# Lost in Wonderland..



## bluefairy (Apr 15, 2005)

Hi again!

This one isn't so much fantasy/scifi.. I just wanted to get some feedback since I'm thinking about putting it in a portfolio, so criticism is especially welcome  Thanks!

~blue


----------



## Jayaprakash Satyamurthy (Apr 19, 2005)

I think it's very pretty. The foliage somehow puts me in mind of Henri Rouseau, although he usually depicted an idealised tropical rain-forest.


----------



## Lacedaemonian (Apr 19, 2005)

Very good, the girl (Alice?) looks very sad though.


----------



## Tsujigiri (Apr 19, 2005)

With just a little work here and there it could be very creepy....I'd love to see that work


----------



## eccles_1960 (Apr 20, 2005)

This is good, I like it. 
 It reminds me of the type of art work I saw in some of my primary school story books.
Looking forward to seeing more of your work.


----------



## Nilentropy (Apr 25, 2005)

wow, very cool. being a person who has no artistic talent myself, I tend to enjoy art a lot. music is my forte.


----------



## gleek (Apr 25, 2005)

ooooh, i like! it reminds me of some illustrations i have seen for the chronicles of narnia


----------



## Nua (May 8, 2005)

very nice pictur bluefairy !!!

thx 


-=cheers=-


----------



## Alysheba (Jun 25, 2005)

It's very good.

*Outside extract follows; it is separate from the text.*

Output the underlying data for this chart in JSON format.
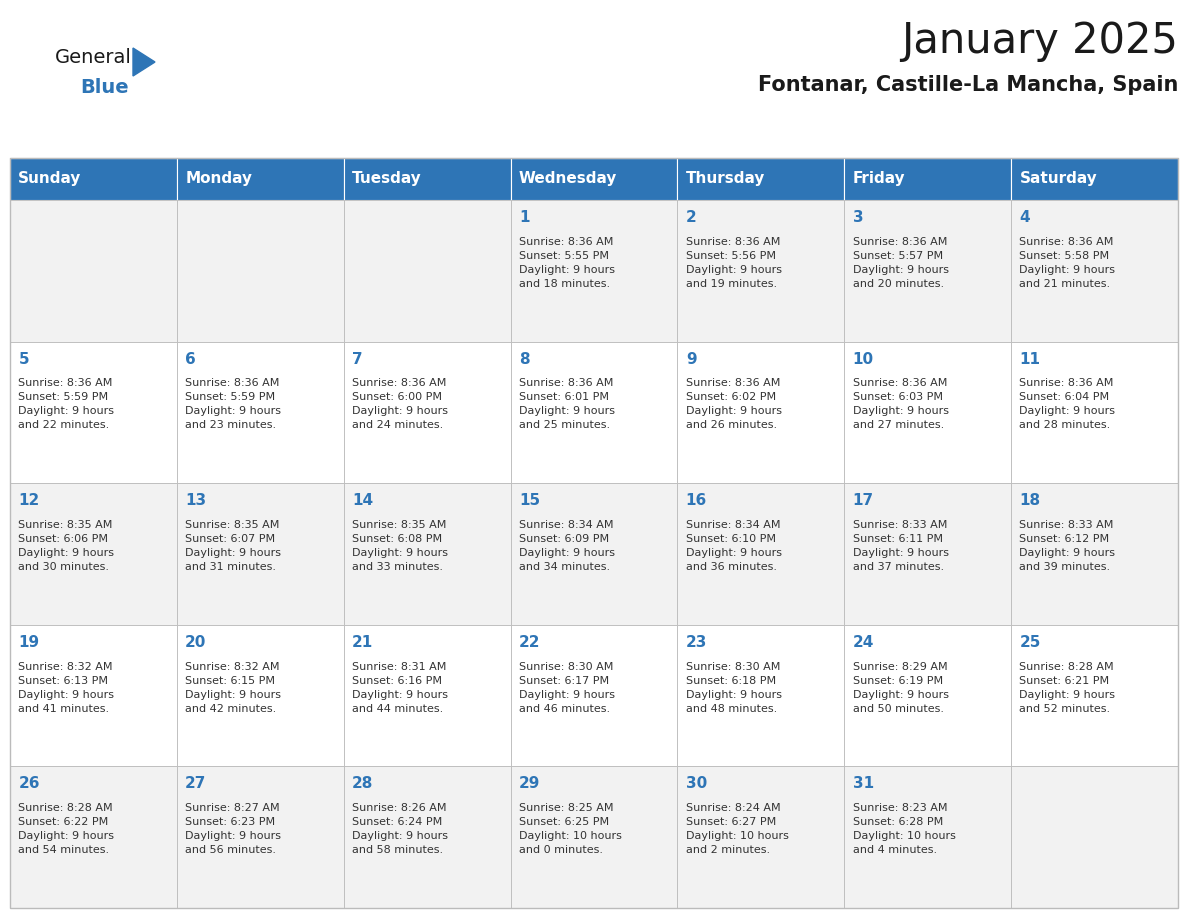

It looks like it could be in a children's book.


----------



## kyektulu (Jul 20, 2005)

Hi I like your picture, it is good the girl looks very lost and lonely. As for feedback I think the only thing that this drawing is lacking is any detail and depth to the girls hair, it just looks kinda one tonal and flat. Otherwise your art is great. 
xxxkyexxx


----------



## Aliena (Jul 22, 2005)

I love the overall softness of the coloring in this - I'm really impressed by that background.  All that foliage must have taken ages to do!


----------



## Rosemary (Jul 22, 2005)

Well, I thought your picture was very good. I especially like all of the detailed work on the trees and shrubbery.  That's how I like to draw.  Well done.


----------